Oleh Kyai Hisyam Zamroni*
nujepara.or.id – Kepercayaan (iman) dan kebaikan perbuatan (amal) yang kita lakukan kadang menjadikan “pongah” sehingga menafikan keimanan dan kebaikan perbuatan orang lain. Bahkan kita merasa paling beriman sendiri dan paling baik sendiri.
Hal ini digambarkan secara apik oleh al Qur’an: “Ana khoirun minhu” yang artinya, “Saya lebih baik darinya.”
Kadang kita menuduh bahwa “perjelekan” adalah bagian dari “godaan syetan” yang sifatnya eksternal.

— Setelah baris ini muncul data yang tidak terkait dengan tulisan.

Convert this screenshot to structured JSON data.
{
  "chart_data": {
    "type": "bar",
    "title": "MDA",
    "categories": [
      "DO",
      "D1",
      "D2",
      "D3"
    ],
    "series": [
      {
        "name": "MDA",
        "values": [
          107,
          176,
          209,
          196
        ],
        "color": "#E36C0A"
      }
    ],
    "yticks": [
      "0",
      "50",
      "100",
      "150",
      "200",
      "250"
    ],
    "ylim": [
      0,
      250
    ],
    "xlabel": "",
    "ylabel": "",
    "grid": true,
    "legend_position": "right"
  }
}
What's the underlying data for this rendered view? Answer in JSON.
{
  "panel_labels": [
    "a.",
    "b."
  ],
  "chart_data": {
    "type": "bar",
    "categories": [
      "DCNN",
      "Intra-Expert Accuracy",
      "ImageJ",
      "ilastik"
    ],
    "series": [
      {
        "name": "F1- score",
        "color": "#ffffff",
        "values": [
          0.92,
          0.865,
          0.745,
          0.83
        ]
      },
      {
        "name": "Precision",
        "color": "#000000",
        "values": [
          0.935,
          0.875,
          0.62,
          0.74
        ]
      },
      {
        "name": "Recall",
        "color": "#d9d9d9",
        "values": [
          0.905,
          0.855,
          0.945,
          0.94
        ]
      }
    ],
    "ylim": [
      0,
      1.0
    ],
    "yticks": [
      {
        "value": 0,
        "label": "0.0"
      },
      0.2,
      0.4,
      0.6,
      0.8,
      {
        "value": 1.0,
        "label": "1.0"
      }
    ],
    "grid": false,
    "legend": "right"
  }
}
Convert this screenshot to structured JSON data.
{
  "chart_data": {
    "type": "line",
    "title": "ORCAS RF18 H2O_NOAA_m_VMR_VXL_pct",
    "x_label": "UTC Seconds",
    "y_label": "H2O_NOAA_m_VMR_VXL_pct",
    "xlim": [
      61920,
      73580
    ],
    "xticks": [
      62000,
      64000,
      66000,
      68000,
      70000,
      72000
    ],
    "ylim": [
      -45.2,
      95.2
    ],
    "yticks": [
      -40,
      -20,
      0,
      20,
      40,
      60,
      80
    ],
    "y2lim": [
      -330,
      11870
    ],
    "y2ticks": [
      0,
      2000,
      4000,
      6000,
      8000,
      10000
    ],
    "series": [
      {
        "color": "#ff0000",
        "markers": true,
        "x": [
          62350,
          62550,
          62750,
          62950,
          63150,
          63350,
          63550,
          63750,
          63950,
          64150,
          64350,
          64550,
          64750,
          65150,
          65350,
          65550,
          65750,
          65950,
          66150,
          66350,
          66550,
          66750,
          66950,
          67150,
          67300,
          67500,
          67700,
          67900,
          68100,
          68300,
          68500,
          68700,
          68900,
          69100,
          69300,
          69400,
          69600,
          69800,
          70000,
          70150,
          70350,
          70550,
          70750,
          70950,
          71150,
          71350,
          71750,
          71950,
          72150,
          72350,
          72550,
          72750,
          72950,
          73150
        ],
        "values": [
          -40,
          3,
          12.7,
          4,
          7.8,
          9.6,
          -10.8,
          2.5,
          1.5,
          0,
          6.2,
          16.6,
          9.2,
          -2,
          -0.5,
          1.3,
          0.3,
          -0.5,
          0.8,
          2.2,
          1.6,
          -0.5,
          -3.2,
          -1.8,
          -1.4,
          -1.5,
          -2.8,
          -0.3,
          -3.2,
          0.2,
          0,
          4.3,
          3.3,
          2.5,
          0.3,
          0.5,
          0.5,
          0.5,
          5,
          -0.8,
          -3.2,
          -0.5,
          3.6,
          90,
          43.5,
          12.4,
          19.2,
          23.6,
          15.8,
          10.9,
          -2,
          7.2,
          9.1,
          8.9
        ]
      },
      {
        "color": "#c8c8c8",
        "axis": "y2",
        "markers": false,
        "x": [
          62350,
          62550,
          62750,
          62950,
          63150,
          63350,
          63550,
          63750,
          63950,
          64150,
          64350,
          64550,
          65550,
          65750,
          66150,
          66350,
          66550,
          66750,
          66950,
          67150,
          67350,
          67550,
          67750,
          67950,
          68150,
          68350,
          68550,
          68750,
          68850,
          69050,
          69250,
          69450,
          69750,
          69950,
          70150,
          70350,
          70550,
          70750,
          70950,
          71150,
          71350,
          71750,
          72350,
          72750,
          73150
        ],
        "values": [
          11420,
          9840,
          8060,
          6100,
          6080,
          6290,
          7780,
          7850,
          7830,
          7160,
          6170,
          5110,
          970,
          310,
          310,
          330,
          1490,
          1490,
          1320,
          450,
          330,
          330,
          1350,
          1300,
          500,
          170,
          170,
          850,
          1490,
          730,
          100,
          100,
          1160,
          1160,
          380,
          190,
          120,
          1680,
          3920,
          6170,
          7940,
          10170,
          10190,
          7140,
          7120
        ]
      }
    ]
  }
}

Padahal jika kita memahami penggalan ayat di atas bahwa sifat syetan yang menyatu dalam diri manusia adalah “ke-diri-an” atau “ego” yang merasa “serba paling benar dan baik” daripada orang lain bahkan merasa “serba paling” dalam “beragama”. Atau lebih khusus lagi merasa “paling beriman” daripada orang lain.
Padahal Islam mengajarkan sifat “rendah diri” atau tawadu’ yaitu berupa sifat kemanusiaan manusia yang memanusiakan manusia dimana keberadaan manusia adalah sebagai mahluk sosial yang bermartabat sesuai dengan agama, budaya, kompetensi dan kepercayaannya masing masing.
Filosofi ini memunculkan norma dan etika dalam melakukan aktivitas dan berinteraksi sosial sehari-hari dilandasi dasar pergaulan yang harmonis, santun, saling menghormati, saling mengasihi dan saling menolong satu sama lain.
Kebalikan dari sifat “rendah hati” atau tawadu’ adalah sifat “congkak” atau “sombong” karena merasa “serba paling benar dan baik” daripada orang lain.
Olehnya, nampak sekali pembedanya sangat tipis antara sifat “kemanusian” dan sifat “kesyetanan”. Karena sifat kesyetanan yaitu merasa “serba paling benar dan baik” daripada orang lain.
Semoga kita semua dijaga oleh Gusti Allah SWT dari godaan sifat merasa “serba paling benar dan baik”. Aamin Aamiin Aamiin.